South Korea’s Audacious $35 Billion AI Data Centre Bet
How South Korea is 'not-so-quietly' racing to the top-spot in AI revolution
South Korea is set to build the world’s largest artificial intelligence data centre, a 3-gigawatt behemoth in Jeollanam-do, scheduled for completion in 2028. Backed by a $35 billion public-private partnership led by Stock Farm Road, this ambitious project aims to catapult South Korea into the epicentre of the AI revolution. As the global tech landscape heats up, executives and policymakers worldwide should take note—this isn’t just infrastructure; it’s a blueprint for economic dominance in an AI-driven future.
South Korea Is Going All-In. This move is rooted in its National AI Strategy (established in 2019), which earmarks significant AI infrastructure spending, including 10,000 cutting-edge GPUs in 2025 alone. The goal: transform the nation into a global AI hub, leveraging its semiconductor giants like Samsung and SK Hynix, which control a significant proportion of global chip exports. The data centre, with advanced cooling and high-speed fibre, will power next-generation AI, from sovereign large language models to chip commercialization.
Former acting President Choi Sang-mok framed AI competition as “nation vs. nation,” not just company vs. company. With China’s aggressive AI push—$15 trillion in projected GDP contribution by 2030—and the U.S. leading in software and chip design, South Korea sees AI infrastructure as its prime opportunity to claim a spot at the top.
Globally, AI could add $15.7 trillion to GDP by 2030 (according to a PwC analysis), but benefits are skewed toward AI-ready nations like the U.S. and China. South Korea’s project promises economic spillover: 10,000 new jobs, $10 billion in regional investment, and a 3.6% digital economy boost for every one point increase in computing power index (according to the 2022-2023 Global Computing Power Index Assessment Report). The data centre is projected to drive $20 billion in AI-related exports by 2030. Globally, it positions South Korea as an AI service hub, attracting hyperscalers like Google and AWS.

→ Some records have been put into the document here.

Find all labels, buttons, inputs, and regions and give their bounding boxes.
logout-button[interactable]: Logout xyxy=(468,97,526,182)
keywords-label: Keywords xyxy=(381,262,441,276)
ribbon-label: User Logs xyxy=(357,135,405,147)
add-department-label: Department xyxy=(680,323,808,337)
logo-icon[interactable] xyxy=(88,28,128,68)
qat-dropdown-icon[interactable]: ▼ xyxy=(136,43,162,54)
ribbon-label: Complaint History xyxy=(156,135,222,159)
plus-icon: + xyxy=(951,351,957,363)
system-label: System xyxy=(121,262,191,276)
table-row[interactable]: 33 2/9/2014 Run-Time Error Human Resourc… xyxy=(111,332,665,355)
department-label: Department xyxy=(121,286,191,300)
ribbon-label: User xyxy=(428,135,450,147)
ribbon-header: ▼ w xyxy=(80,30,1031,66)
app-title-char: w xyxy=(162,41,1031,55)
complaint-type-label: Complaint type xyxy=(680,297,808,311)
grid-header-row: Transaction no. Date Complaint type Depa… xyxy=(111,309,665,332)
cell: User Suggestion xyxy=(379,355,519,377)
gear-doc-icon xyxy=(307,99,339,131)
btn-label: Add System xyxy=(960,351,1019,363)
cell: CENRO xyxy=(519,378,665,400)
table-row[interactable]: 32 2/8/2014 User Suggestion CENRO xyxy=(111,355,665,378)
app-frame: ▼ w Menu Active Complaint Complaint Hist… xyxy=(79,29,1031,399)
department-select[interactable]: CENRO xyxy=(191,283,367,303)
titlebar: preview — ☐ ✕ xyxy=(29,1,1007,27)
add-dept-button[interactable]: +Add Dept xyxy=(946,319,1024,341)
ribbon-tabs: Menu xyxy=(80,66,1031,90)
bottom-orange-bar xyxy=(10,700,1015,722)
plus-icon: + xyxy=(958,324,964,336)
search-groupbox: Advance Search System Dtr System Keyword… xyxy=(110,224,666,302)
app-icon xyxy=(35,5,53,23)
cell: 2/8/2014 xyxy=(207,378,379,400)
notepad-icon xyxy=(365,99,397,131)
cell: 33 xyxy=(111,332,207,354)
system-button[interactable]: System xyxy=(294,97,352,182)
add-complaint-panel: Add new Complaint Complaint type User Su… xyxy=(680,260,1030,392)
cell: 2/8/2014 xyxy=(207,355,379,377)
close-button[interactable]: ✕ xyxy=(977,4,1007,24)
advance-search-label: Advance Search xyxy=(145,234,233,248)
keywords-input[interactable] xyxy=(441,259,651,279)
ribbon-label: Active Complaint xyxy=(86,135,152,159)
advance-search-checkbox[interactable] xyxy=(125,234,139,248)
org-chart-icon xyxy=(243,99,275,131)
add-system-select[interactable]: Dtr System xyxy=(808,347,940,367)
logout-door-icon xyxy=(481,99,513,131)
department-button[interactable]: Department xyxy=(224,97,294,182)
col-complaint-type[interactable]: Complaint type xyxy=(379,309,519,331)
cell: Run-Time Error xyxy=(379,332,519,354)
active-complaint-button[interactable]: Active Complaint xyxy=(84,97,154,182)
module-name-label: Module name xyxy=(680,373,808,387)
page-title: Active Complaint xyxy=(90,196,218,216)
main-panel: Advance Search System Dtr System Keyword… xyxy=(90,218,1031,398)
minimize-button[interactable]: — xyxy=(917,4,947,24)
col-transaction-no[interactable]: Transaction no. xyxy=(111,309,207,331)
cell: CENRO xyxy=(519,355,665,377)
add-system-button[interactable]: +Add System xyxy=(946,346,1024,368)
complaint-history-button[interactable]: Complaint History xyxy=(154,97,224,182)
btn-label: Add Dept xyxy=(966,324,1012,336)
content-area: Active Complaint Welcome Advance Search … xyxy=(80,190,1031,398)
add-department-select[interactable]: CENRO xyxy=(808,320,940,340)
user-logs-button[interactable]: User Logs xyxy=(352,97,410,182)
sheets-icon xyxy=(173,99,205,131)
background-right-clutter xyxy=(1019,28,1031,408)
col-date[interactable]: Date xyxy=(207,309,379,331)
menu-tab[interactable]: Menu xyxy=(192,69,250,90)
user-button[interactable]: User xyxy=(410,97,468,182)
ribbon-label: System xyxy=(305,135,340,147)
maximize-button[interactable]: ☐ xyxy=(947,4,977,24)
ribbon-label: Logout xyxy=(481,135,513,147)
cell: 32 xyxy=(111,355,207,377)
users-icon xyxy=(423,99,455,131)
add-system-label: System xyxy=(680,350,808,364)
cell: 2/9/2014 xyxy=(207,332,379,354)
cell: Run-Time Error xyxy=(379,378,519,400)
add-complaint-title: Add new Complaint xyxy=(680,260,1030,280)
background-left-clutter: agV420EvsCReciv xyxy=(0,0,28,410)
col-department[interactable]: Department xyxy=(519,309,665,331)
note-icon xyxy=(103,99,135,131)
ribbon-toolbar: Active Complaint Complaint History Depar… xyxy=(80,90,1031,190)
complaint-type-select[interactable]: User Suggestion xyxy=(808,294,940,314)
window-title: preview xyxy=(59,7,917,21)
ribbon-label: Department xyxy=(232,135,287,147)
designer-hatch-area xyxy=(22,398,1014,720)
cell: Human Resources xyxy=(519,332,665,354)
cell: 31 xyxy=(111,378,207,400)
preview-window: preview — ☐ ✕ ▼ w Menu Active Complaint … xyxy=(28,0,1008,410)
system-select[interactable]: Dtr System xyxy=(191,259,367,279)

For Europe, lagging in homegrown AI platforms, and Africa, where AI could add $1.5 trillion by 2030 (according to Google West Africa Director) but adoption trails rest of the world, South Korea’s model shows how infrastructure can bridge gaps.
National Policy is a key enabler. South Korea’s AI Basic Act and National AI Committee prioritize infrastructure, private investment, and ethical standards. Unlike China’s centralized AI governance, South Korea blends public-private agility, offering tax breaks in some cases. This contrasts with America’s fragmented approach, where hundreds of billions of dollars in private AI investment faces data centre bottlenecks. South Korea’s decentralized strategy—spreading facilities beyond Seoul—also mitigates urban overload, a lesson for Europe’s Nordic hubs.
Other countries can learn from South Korea’s unfolding example. Governments must act fast or risk falling behind. African nations, with agriculture-heavy economies, can adopt South Korea’s playbook by investing in AI-ready data centres to boost quick-win sectors like agro-tech, as seen in Tanzania’s AI crop apps. Europe should emulate South Korea’s public-private model to scale its green-energy data hubs, leveraging Nordic climates but spreading the load across the continent. China’s heavy-handed AI regulation offers less flexibility, suggesting others prioritize agile governance over control.
For executives, this point in the AI revolution and South Korea’s example is a call to invest in AI ecosystems; for officials, it’s a warning to build infrastructure or lose relevance. South Korea’s gamble will inspire a wave of digital industrial revolutions—and seal laggards’ fate.